Shards of Honor: Rape (does not occur onscreen, but it's a close call and the build up is explicit)
POW abuse (especially women)

The Warrior's Apprentice: Torture (brief passage, but sharp)

The Vor Game: Rape (not on screen, but explicitly referred to)

"The Borders of Infinity": Incarceration (the setting of the story is a fairly intense pow prison)

Mirror Dance: Eating disorders (almost half the book)
Torture (crosses with the eating disorders)
Rape (off screen and past, but explicitly spoken of)
MPD (not trigger material, I don't think, but something I'd surely want the vulnerable to be prepared for)

Memory: Suicidal depression (brief but intense)

Komarr: Domestic abuse (first half of the book)

A Civil Campaign: Child Custody issues (an issue throughout the book)


What else?
tel: Copper maple branch sculpture (Default)

[personal profile] tel 2009-07-14 07:39 pm (UTC)(link)
Attempted on-screen child rape for Mirror Dance is the big one you're missing. On-screen child abuse by -both- protagonists, actually.

If you're counting the bit in Warrior's Apprentice as torture, Vor Game and Borders of Infinity both should also qualify. Vor Game also has a just-offscreen rape. The bits with Elena's mother in Warrior's Apprentice discuss rape. Barrayar also has suggested rape and the attempted murder of a helpless pregnant woman (the whole scene with Alys in the street is pretty bad, esp. with Bothari getting off on it), and mentions of past rape and child abuse.

Mountains of Mourning has infanticide and animal abuse.
flourish: (Default)

[personal profile] flourish 2009-07-14 08:18 pm (UTC)(link)
"Labyrinth" involves Miles having sex with an underage person who I would personally categorize as a "child." I'm not sure that I blame him, but it could definitely freak some people out.
damned_colonial: Convicts in Sydney, being spoken to by a guard/soldier (Default)

[personal profile] damned_colonial 2009-07-14 09:48 pm (UTC)(link)
I'd love to offer my work's database for this.
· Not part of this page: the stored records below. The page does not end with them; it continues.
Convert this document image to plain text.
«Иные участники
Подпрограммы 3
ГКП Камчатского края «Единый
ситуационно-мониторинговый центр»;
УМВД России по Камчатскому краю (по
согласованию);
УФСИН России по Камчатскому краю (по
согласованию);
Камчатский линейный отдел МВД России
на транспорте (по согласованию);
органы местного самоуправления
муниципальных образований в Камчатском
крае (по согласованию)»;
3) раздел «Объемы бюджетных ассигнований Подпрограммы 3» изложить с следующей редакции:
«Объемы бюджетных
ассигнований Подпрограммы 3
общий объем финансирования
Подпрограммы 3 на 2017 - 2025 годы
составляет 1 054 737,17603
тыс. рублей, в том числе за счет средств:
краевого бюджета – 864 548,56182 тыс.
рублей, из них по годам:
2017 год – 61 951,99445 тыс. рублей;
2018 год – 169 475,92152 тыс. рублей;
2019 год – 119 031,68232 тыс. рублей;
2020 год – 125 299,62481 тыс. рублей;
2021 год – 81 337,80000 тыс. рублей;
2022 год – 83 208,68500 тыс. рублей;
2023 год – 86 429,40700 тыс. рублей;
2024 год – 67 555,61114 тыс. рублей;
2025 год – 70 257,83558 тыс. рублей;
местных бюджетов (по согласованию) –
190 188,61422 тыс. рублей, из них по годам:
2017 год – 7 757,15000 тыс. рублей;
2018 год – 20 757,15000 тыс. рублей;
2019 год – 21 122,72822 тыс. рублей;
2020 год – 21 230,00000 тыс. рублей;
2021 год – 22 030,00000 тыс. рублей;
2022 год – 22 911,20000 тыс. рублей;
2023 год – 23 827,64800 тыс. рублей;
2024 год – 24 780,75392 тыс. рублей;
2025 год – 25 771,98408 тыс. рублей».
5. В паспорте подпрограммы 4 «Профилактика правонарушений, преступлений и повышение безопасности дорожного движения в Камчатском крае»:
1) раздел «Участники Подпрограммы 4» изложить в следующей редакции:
I work for http://freebase.com/ and we already have most books published in English in our database. I could easily set up some structure for it.

krait: a sea snake (krait) swimming (Default)

[personal profile] krait 2009-07-16 05:21 am (UTC)(link)
Not sure if it exactly constitutes a trigger, but "custody issues" (slash employee abuse/human rights) is almost the entirety of _Falling Free_; the Quaddies are property and only slowly starting to realise this when the entire project is threatened with shutdown.

(The "kindest" outcome of which is forced institutionalisation: "being forgotten to death" in a surface facility where they will be virtual cripples even before anything malfunctions. The VP of Ops would rather they be slaughtered, burned, and reported as "terminated post-fetal tissue samples" in the official report.)

Come to that, that VP is arguably a eugenist, having terminated four pregnancies for "defects"/mutations and being outright phobic of the Quaddies despite their being engineered, not in any way defective.

There's also forced sterilisation (threatened, narrowly avoided -- rather like Cordelia's almost-rape), and if you want to look at it that way, forced reproduction -- Claire's next child is "rescheduled" a lot earlier than it was originally planned, and it's clear she has no choice in this at all, not even in whom will father it. (For that matter, she had the first one in the same sort of circumstances.)